ExxonMobil is still the world's largest oil and gas company by a big margin. It also has some very interesting future prospects. Among other things, ExxonMobil's subsidiary is developing three new oil and gas fields off the northeastern coast of Sakhalin Island, just north of Japan.

Japan needs large amounts of natural gas because it is slowly shutting down its nuclear power industry in the wake of the Fukushima catastrophe. ExxonMobil is developing natural gas fields just a few hundred miles north of Japan. And that's only one of the plays ExxonMobil is making in Russia.

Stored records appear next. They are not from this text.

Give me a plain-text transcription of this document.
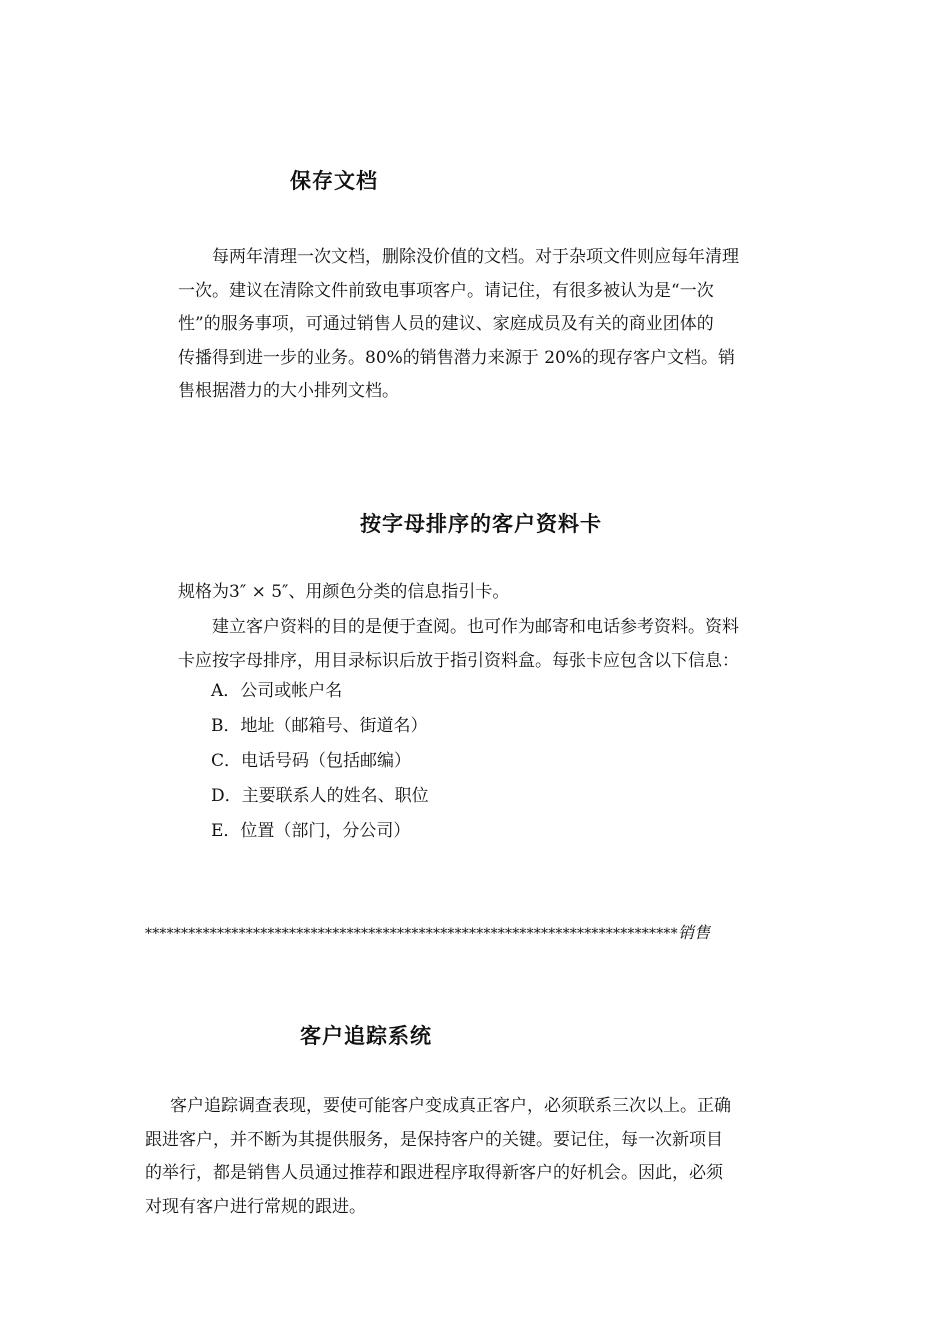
保存文档
每两年清理一次文档，删除没价值的文档。对于杂项文件则应每年清理
一次。建议在清除文件前致电事项客户。请记住，有很多被认为是“一次
性”的服务事项，可通过销售人员的建议、家庭成员及有关的商业团体的
传播得到进一步的业务。80%的销售潜力来源于 20%的现存客户文档。销
售根据潜力的大小排列文档。
按字母排序的客户资料卡
规格为3″ × 5″、用颜色分类的信息指引卡。
建立客户资料的目的是便于查阅。也可作为邮寄和电话参考资料。资料
卡应按字母排序，用目录标识后放于指引资料盒。每张卡应包含以下信息：
A．公司或帐户名
B．地址（邮箱号、街道名）
C．电话号码（包括邮编）
D．主要联系人的姓名、职位
E．位置（部门，分公司）
**************************************************************************销售
客户追踪系统
客户追踪调查表现，要使可能客户变成真正客户，必须联系三次以上。正确
跟进客户，并不断为其提供服务，是保持客户的关键。要记住，每一次新项目
的举行，都是销售人员通过推荐和跟进程序取得新客户的好机会。因此，必须
对现有客户进行常规的跟进。
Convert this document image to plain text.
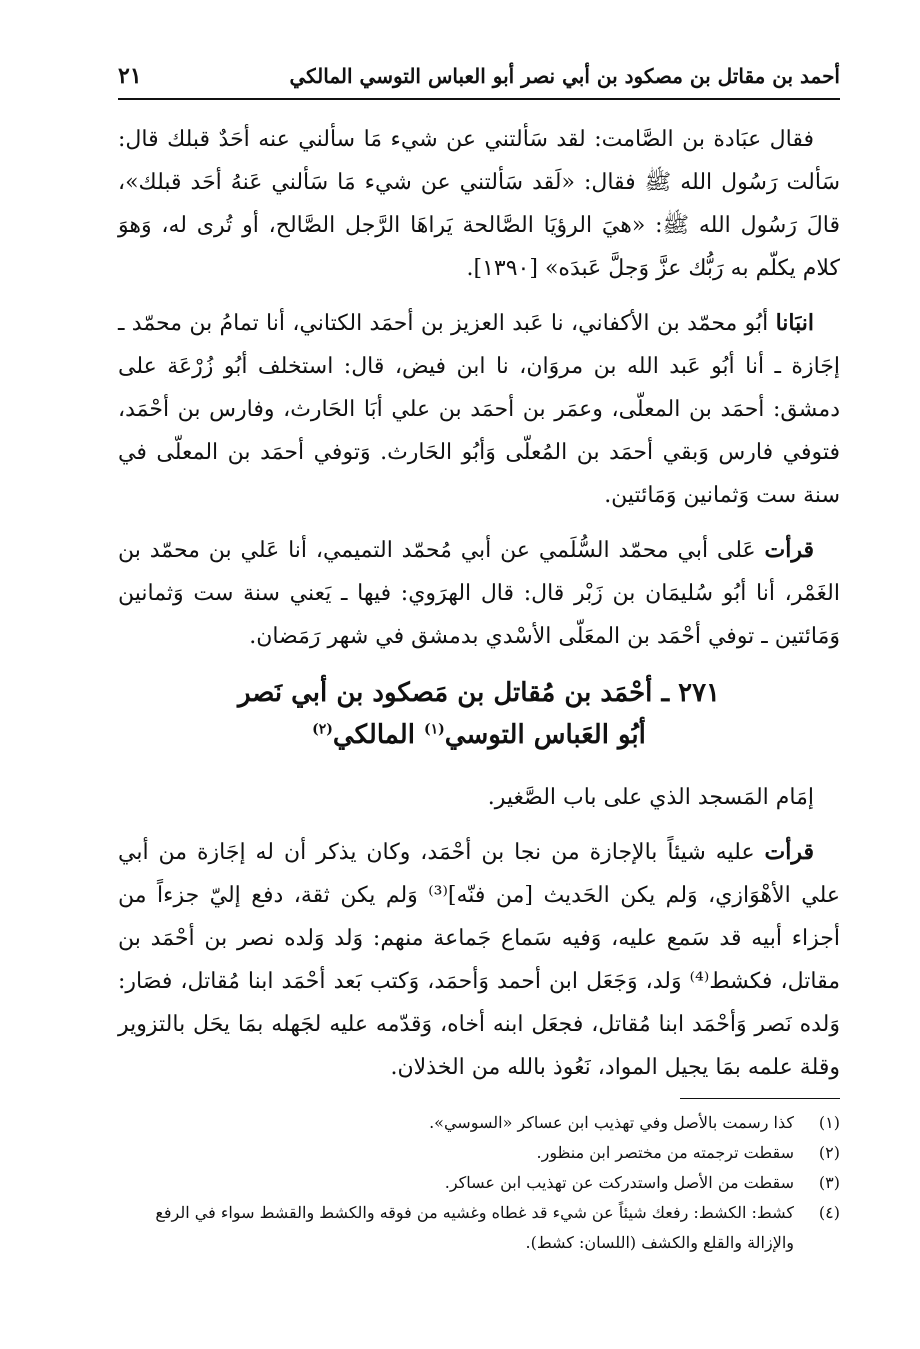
أحمد بن مقاتل بن مصكود بن أبي نصر أبو العباس التوسي المالكي
٢١

فقال عبَادة بن الصَّامت: لقد سَألتني عن شيء مَا سألني عنه أحَدٌ قبلك قال: سَألت رَسُول الله ﷺ فقال: «لَقد سَألتني عن شيء مَا سَألني عَنهُ أحَد قبلك»، قالَ رَسُول الله ﷺ: «هيَ الرؤيَا الصَّالحة يَراهَا الرَّجل الصَّالح، أو تُرى له، وَهوَ كلام يكلّم به رَبُّك عزَّ وَجلَّ عَبدَه» [١٣٩٠].

انبَانا أبُو محمّد بن الأكفاني، نا عَبد العزيز بن أحمَد الكتاني، أنا تمامُ بن محمّد ـ إجَازة ـ أنا أبُو عَبد الله بن مروَان، نا ابن فيض، قال: استخلف أبُو زُرْعَة على دمشق: أحمَد بن المعلّى، وعمَر بن أحمَد بن علي أبَا الحَارث، وفارس بن أحْمَد، فتوفي فارس وَبقي أحمَد بن المُعلّى وَأبُو الحَارث. وَتوفي أحمَد بن المعلّى في سنة ست وَثمانين وَمَائتين.

قرأت عَلى أبي محمّد السُّلَمي عن أبي مُحمّد التميمي، أنا عَلي بن محمّد بن الغَمْر، أنا أبُو سُليمَان بن زَبْر قال: قال الهرَوي: فيها ـ يَعني سنة ست وَثمانين وَمَائتين ـ توفي أحْمَد بن المعَلّى الأسْدي بدمشق في شهر رَمَضان.

٢٧١ ـ أحْمَد بن مُقاتل بن مَصكود بن أبي نَصر
أبُو العَباس التوسي$^{(١)}$ المالكي$^{(٢)}$

إمَام المَسجد الذي على باب الصَّغير.

قرأت عليه شيئاً بالإجازة من نجا بن أحْمَد، وكان يذكر أن له إجَازة من أبي علي الأهْوَازي، وَلم يكن الحَديث [من فنّه]⁽³⁾ وَلم يكن ثقة، دفع إليّ جزءاً من أجزاء أبيه قد سَمع عليه، وَفيه سَماع جَماعة منهم: وَلد وَلده نصر بن أحْمَد بن مقاتل، فكشط⁽⁴⁾ وَلد، وَجَعَل ابن أحمد وَأحمَد، وَكتب بَعد أحْمَد ابنا مُقاتل، فصَار: وَلده نَصر وَأحْمَد ابنا مُقاتل، فجعَل ابنه أخاه، وَقدّمه عليه لجَهله بمَا يحَل بالتزوير وقلة علمه بمَا يجيل المواد، نَعُوذ بالله من الخذلان.

(١)
كذا رسمت بالأصل وفي تهذيب ابن عساكر «السوسي».
(٢)
سقطت ترجمته من مختصر ابن منظور.
(٣)
سقطت من الأصل واستدركت عن تهذيب ابن عساكر.
(٤)
كشط: الكشط: رفعك شيئاً عن شيء قد غطاه وغشيه من فوقه والكشط والقشط سواء في الرفع والإزالة والقلع والكشف (اللسان: كشط).
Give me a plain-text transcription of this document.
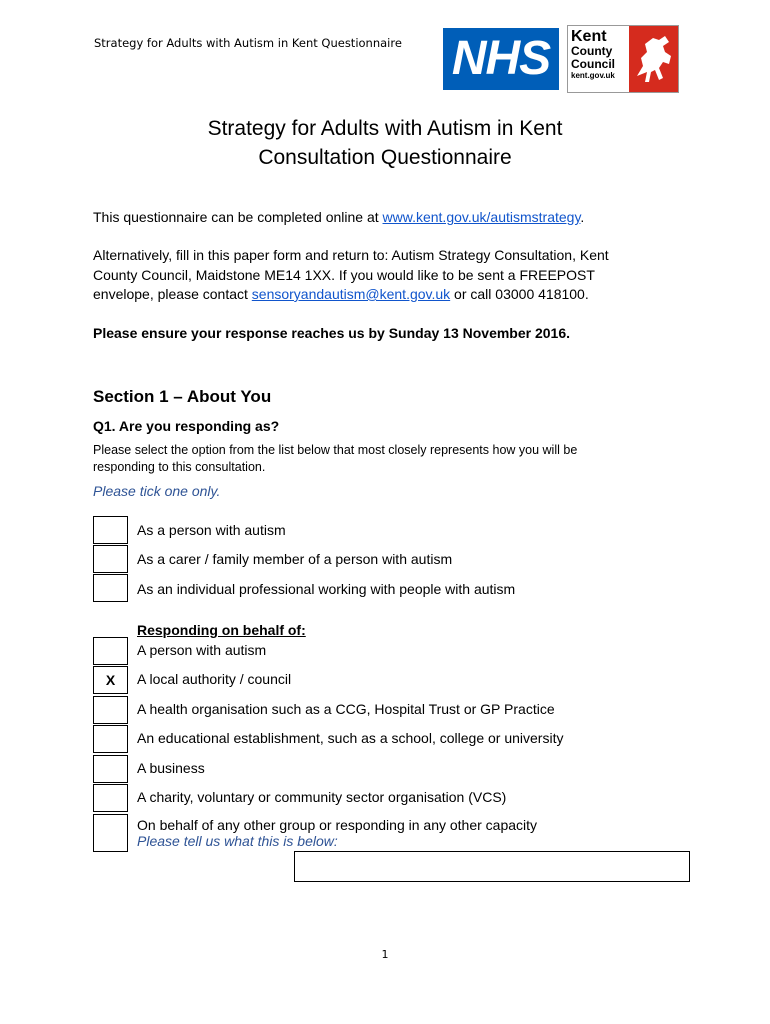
Strategy for Adults with Autism in Kent Questionnaire NHS	Kent
County
Council
kent.gov.uk
Strategy for Adults with Autism in Kent
Consultation Questionnaire
This questionnaire can be completed online at www.kent.gov.uk/autismstrategy.
Alternatively, fill in this paper form and return to: Autism Strategy Consultation, Kent
County Council, Maidstone ME14 1XX. If you would like to be sent a FREEPOST
envelope, please contact sensoryandautism@kent.gov.uk or call 03000 418100.
Please ensure your response reaches us by Sunday 13 November 2016.
Section 1 – About You
Q1. Are you responding as?
Please select the option from the list below that most closely represents how you will be
responding to this consultation.
Please tick one only.
As a person with autism
As a carer / family member of a person with autism
As an individual professional working with people with autism
Responding on behalf of:
A person with autism
X	A local authority / council
A health organisation such as a CCG, Hospital Trust or GP Practice
An educational establishment, such as a school, college or university
A business
A charity, voluntary or community sector organisation (VCS)
On behalf of any other group or responding in any other capacity
Please tell us what this is below:
1
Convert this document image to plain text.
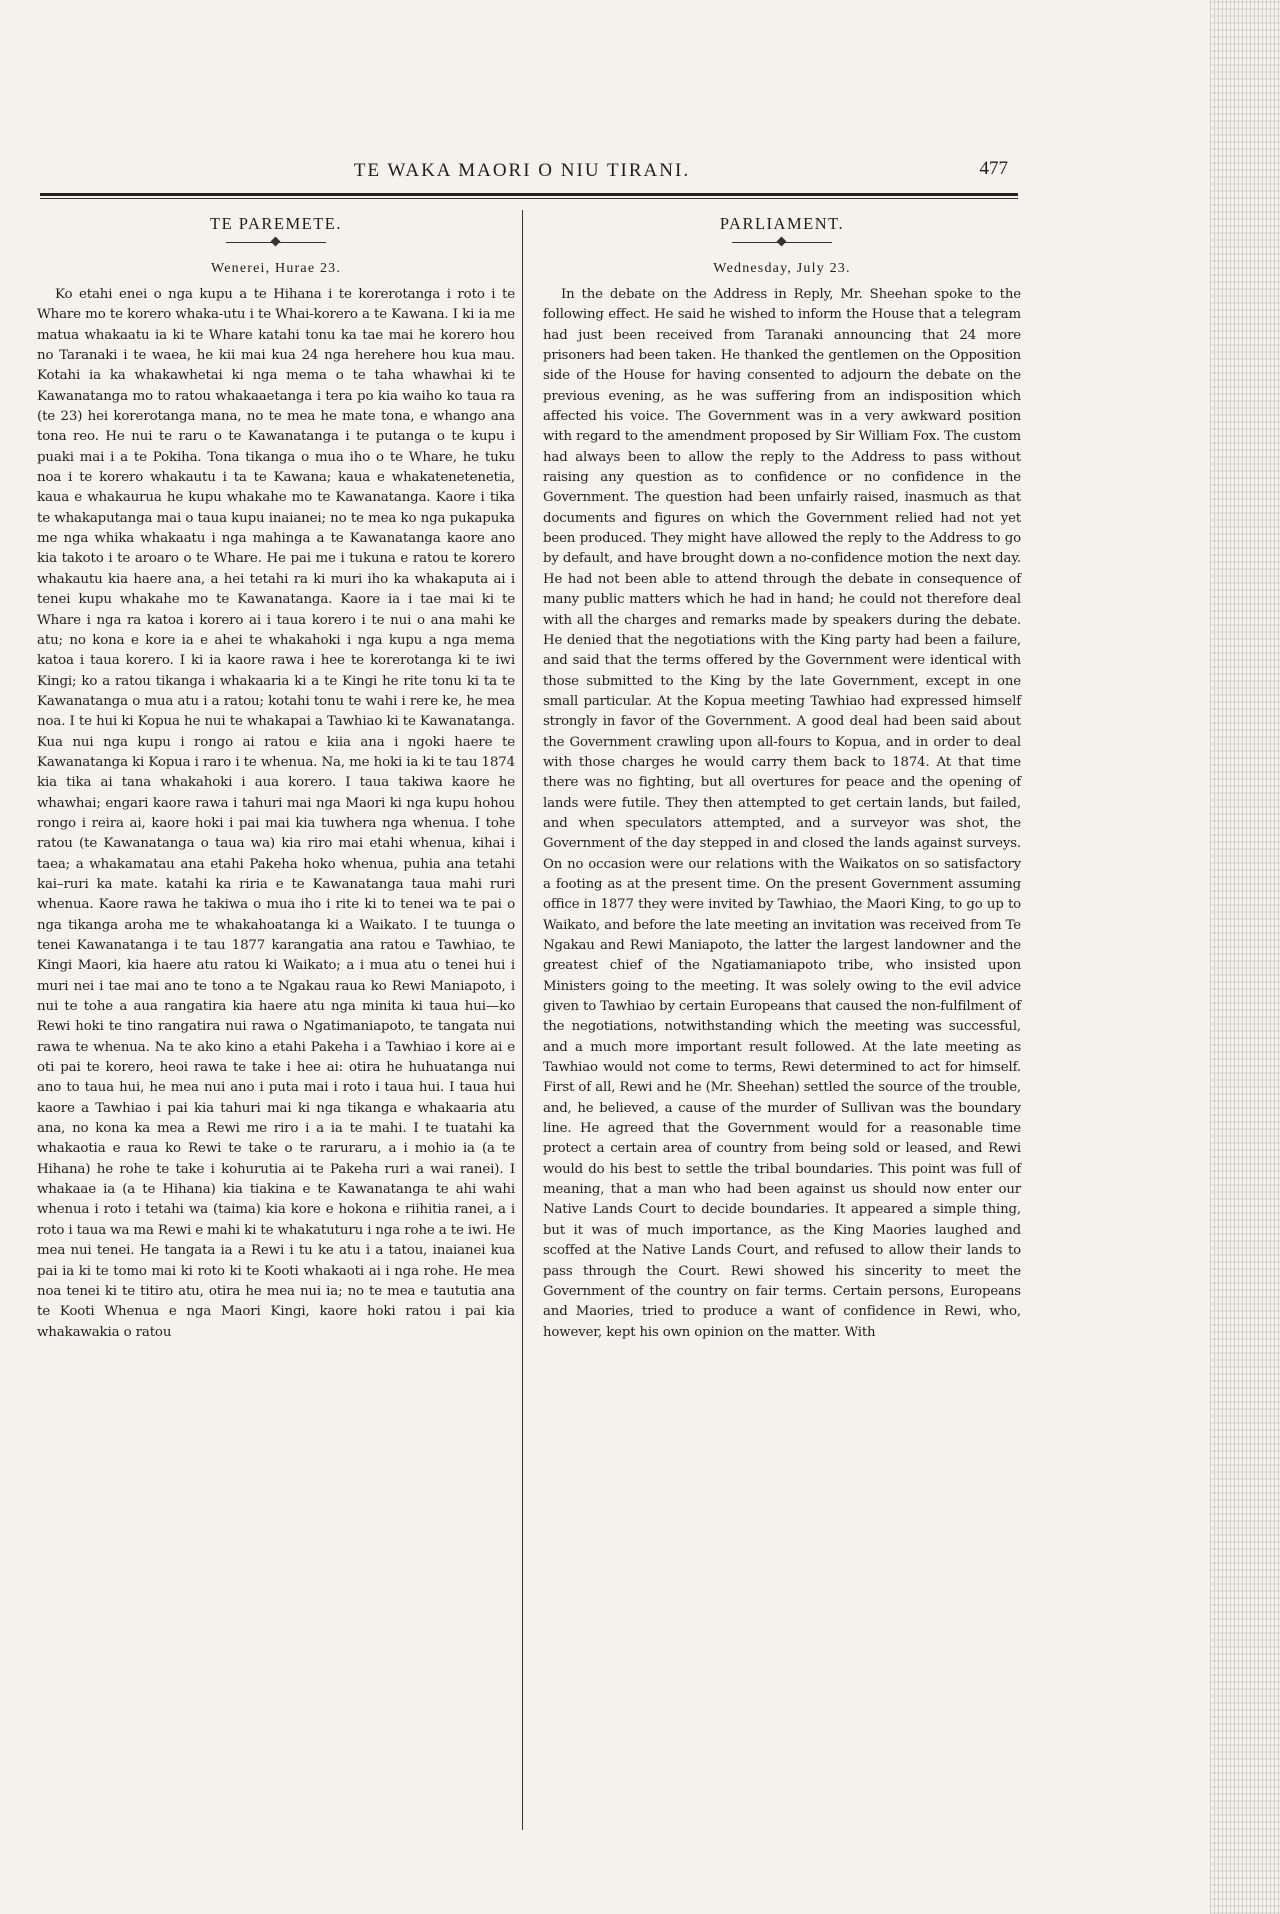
TE WAKA MAORI O NIU TIRANI.	477
TE PAREMETE.
Wenerei, Hurae 23.
Ko etahi enei o nga kupu a te Hihana i te korerotanga i roto i te Whare mo te korero whaka-utu i te Whai-korero a te Kawana. I ki ia me matua whakaatu ia ki te Whare katahi tonu ka tae mai he korero hou no Taranaki i te waea, he kii mai kua 24 nga herehere hou kua mau. Kotahi ia ka whakawhetai ki nga mema o te taha whawhai ki te Kawanatanga mo to ratou whakaaetanga i tera po kia waiho ko taua ra (te 23) hei korerotanga mana, no te mea he mate tona, e whango ana tona reo. He nui te raru o te Kawanatanga i te putanga o te kupu i puaki mai i a te Pokiha. Tona tikanga o mua iho o te Whare, he tuku noa i te korero whakautu i ta te Kawana; kaua e whakatenetenetia, kaua e whakaurua he kupu whakahe mo te Kawanatanga. Kaore i tika te whakaputanga mai o taua kupu inaianei; no te mea ko nga pukapuka me nga whika whakaatu i nga mahinga a te Kawanatanga kaore ano kia takoto i te aroaro o te Whare. He pai me i tukuna e ratou te korero whakautu kia haere ana, a hei tetahi ra ki muri iho ka whakaputa ai i tenei kupu whakahe mo te Kawanatanga. Kaore ia i tae mai ki te Whare i nga ra katoa i korero ai i taua korero i te nui o ana mahi ke atu; no kona e kore ia e ahei te whakahoki i nga kupu a nga mema katoa i taua korero. I ki ia kaore rawa i hee te korerotanga ki te iwi Kingi; ko a ratou tikanga i whakaaria ki a te Kingi he rite tonu ki ta te Kawanatanga o mua atu i a ratou; kotahi tonu te wahi i rere ke, he mea noa. I te hui ki Kopua he nui te whakapai a Tawhiao ki te Kawanatanga. Kua nui nga kupu i rongo ai ratou e kiia ana i ngoki haere te Kawanatanga ki Kopua i raro i te whenua. Na, me hoki ia ki te tau 1874 kia tika ai tana whakahoki i aua korero. I taua takiwa kaore he whawhai; engari kaore rawa i tahuri mai nga Maori ki nga kupu hohou rongo i reira ai, kaore hoki i pai mai kia tuwhera nga whenua. I tohe ratou (te Kawanatanga o taua wa) kia riro mai etahi whenua, kihai i taea; a whakamatau ana etahi Pakeha hoko whenua, puhia ana tetahi kai–ruri ka mate. katahi ka riria e te Kawanatanga taua mahi ruri whenua. Kaore rawa he takiwa o mua iho i rite ki to tenei wa te pai o nga tikanga aroha me te whakahoatanga ki a Waikato. I te tuunga o tenei Kawanatanga i te tau 1877 karangatia ana ratou e Tawhiao, te Kingi Maori, kia haere atu ratou ki Waikato; a i mua atu o tenei hui i muri nei i tae mai ano te tono a te Ngakau raua ko Rewi Maniapoto, i nui te tohe a aua rangatira kia haere atu nga minita ki taua hui—ko Rewi hoki te tino rangatira nui rawa o Ngatimaniapoto, te tangata nui rawa te whenua. Na te ako kino a etahi Pakeha i a Tawhiao i kore ai e oti pai te korero, heoi rawa te take i hee ai: otira he huhuatanga nui ano to taua hui, he mea nui ano i puta mai i roto i taua hui. I taua hui kaore a Tawhiao i pai kia tahuri mai ki nga tikanga e whakaaria atu ana, no kona ka mea a Rewi me riro i a ia te mahi. I te tuatahi ka whakaotia e raua ko Rewi te take o te raruraru, a i mohio ia (a te Hihana) he rohe te take i kohurutia ai te Pakeha ruri a wai ranei). I whakaae ia (a te Hihana) kia tiakina e te Kawanatanga te ahi wahi whenua i roto i tetahi wa (taima) kia kore e hokona e riihitia ranei, a i roto i taua wa ma Rewi e mahi ki te whakatuturu i nga rohe a te iwi. He mea nui tenei. He tangata ia a Rewi i tu ke atu i a tatou, inaianei kua pai ia ki te tomo mai ki roto ki te Kooti whakaoti ai i nga rohe. He mea noa tenei ki te titiro atu, otira he mea nui ia; no te mea e taututia ana te Kooti Whenua e nga Maori Kingi, kaore hoki ratou i pai kia whakawakia o ratou
PARLIAMENT.
Wednesday, July 23.
In the debate on the Address in Reply, Mr. Sheehan spoke to the following effect. He said he wished to inform the House that a telegram had just been received from Taranaki announcing that 24 more prisoners had been taken. He thanked the gentlemen on the Opposition side of the House for having consented to adjourn the debate on the previous evening, as he was suffering from an indisposition which affected his voice. The Government was in a very awkward position with regard to the amendment proposed by Sir William Fox. The custom had always been to allow the reply to the Address to pass without raising any question as to confidence or no confidence in the Government. The question had been unfairly raised, inasmuch as that documents and figures on which the Government relied had not yet been produced. They might have allowed the reply to the Address to go by default, and have brought down a no-confidence motion the next day. He had not been able to attend through the debate in consequence of many public matters which he had in hand; he could not therefore deal with all the charges and remarks made by speakers during the debate. He denied that the negotiations with the King party had been a failure, and said that the terms offered by the Government were identical with those submitted to the King by the late Government, except in one small particular. At the Kopua meeting Tawhiao had expressed himself strongly in favor of the Government. A good deal had been said about the Government crawling upon all-fours to Kopua, and in order to deal with those charges he would carry them back to 1874. At that time there was no fighting, but all overtures for peace and the opening of lands were futile. They then attempted to get certain lands, but failed, and when speculators attempted, and a surveyor was shot, the Government of the day stepped in and closed the lands against surveys. On no occasion were our relations with the Waikatos on so satisfactory a footing as at the present time. On the present Government assuming office in 1877 they were invited by Tawhiao, the Maori King, to go up to Waikato, and before the late meeting an invitation was received from Te Ngakau and Rewi Maniapoto, the latter the largest landowner and the greatest chief of the Ngatiamaniapoto tribe, who insisted upon Ministers going to the meeting. It was solely owing to the evil advice given to Tawhiao by certain Europeans that caused the non-fulfilment of the negotiations, notwithstanding which the meeting was successful, and a much more important result followed. At the late meeting as Tawhiao would not come to terms, Rewi determined to act for himself. First of all, Rewi and he (Mr. Sheehan) settled the source of the trouble, and, he believed, a cause of the murder of Sullivan was the boundary line. He agreed that the Government would for a reasonable time protect a certain area of country from being sold or leased, and Rewi would do his best to settle the tribal boundaries. This point was full of meaning, that a man who had been against us should now enter our Native Lands Court to decide boundaries. It appeared a simple thing, but it was of much importance, as the King Maories laughed and scoffed at the Native Lands Court, and refused to allow their lands to pass through the Court. Rewi showed his sincerity to meet the Government of the country on fair terms. Certain persons, Europeans and Maories, tried to produce a want of confidence in Rewi, who, however, kept his own opinion on the matter. With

The bottom line is that ExxonMobil is still a good company, and a really good value play no matter what politically motivated moves the New York City pension funds make. Perhaps the workers and retired workers of the Big Apple need to start asking for new leadership in the Comptroller's office. They might be about to lose a lot of money because of political correctness.

One more thought, here: If the September report turns Americans against fracking, it could be a good thing for ExxonMobil. All of those gas fields it controls in Russia could be far more valuable because of limited U.S. natural gas exports. ExxonMobil's executives might be far cleverer than we thought. They may have figured out how to use the fracking controversy to increase the value of their investments in Russia.